An election to renew “must be timely, definite, unequivocal and strictly in compliance with the lease term” (American Realty Co. v. 64 B Venture, 176 AD2d 226, 227 ). The e-mail sent by tenant was not in strict compliance with the terms of the lease, nor was it sent by someone who had the authority to bind tenant to a renewal lease. In any event, the e-mail message was not unequivocal. Instead, it merely indicated that tenant intended to renew the option in the future and inquired as to the proper procedure to do so. Accordingly, tenant’s e-mail was not a proper notice of its intent to renew.
Furthermore, landlord responded to tenant’s e-mail by informing tenant that its election to renew would have to be done in compliance with the lease procedures. Landlord’s response was sent to tenant over two months before the deadline for tenant to timely renew, and tenant provided no explanation at trial for its failure to act after landlord’s rejection of its e-mail.
Tenant also argues that it is entitled in equity to a renewal of the lease. Equity will relieve a tenant from a failure to timely exercise an option to renew if “(1) the tenant in good faith made substantial improvements to the premises and would otherwise suffer a forfeiture, (2) the tenant’s delay was the result of an excusable default, and (3) the landlord was not prejudiced by the delay” (Vitarelli v. Excel Automotive Tech. Ctr., Inc., 25 AD3d 691, 691 ; see J.N.A. Realty Corp. v. Cross Bay Chelsea, 42 NY2d 392 ). Tenant failed to establish that it is entitled to such equitable relief.
The requirements of the lease as to when and how notice was to be given were clear and unambiguous, and tenant has offered no testimony or other evidence that its failure to timely send a proper notice was the result of mistake or inadvertence. Moreover, tenant failed to offer sufficient proof that it made improvements in reliance upon renewal. Both tenant’s witnesses and its documentary proof submitted at trial failed to distinguish between repairs which tenant was required to perform by the lease and any actual improvements made by tenant. In addition, tenant has not alleged that it would lose any goodwill if it had to change locations. Accordingly, tenant failed to establish that it would suffer a forfeiture if the lease were not renewed.

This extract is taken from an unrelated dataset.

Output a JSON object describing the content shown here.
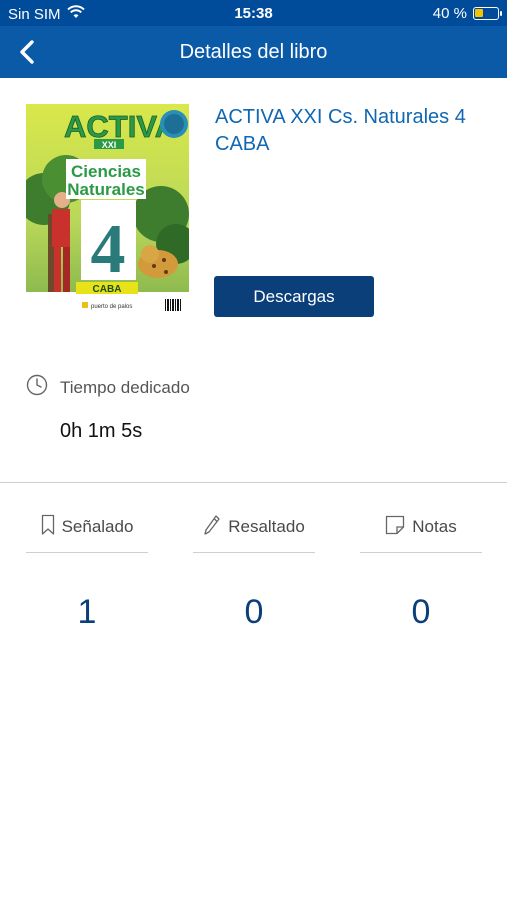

In light of the foregoing, the Civil Court erred in finding either that tenant had given proper notice of renewal or that tenant was entitled to equitable renewal of the lease. Therefore, the final judgment is reversed, the petition is reinstated, and the matter is remitted to the Civil Court for the entry of a final judgment awarding possession to landlord.
Pesce, P.J., Golia and Rios, JJ., concur.
The above named appellant having appealed to this court from a FINAL JUDGMENT of the CIVIL COURT, CITY OF NEW YORK, QUEENS COUNTY entered on MARCH 31, 2008 and the said appeal having been argued by JEFFREY R. METZ, ESQ. counsel for the appellant and argued by BURTON R. ROSS, ESQ. counsel for the respondent and due deliberation having been had thereon; it is hereby,
ORDERED AND ADJUDGED that the final judgment is reversed without costs, the petition reinstated, and the matter remitted to the Civil Court for the entry of a final judgment awarding possession to the landlord.
Pesce, P.J., Golia and Rios, JJ., concur.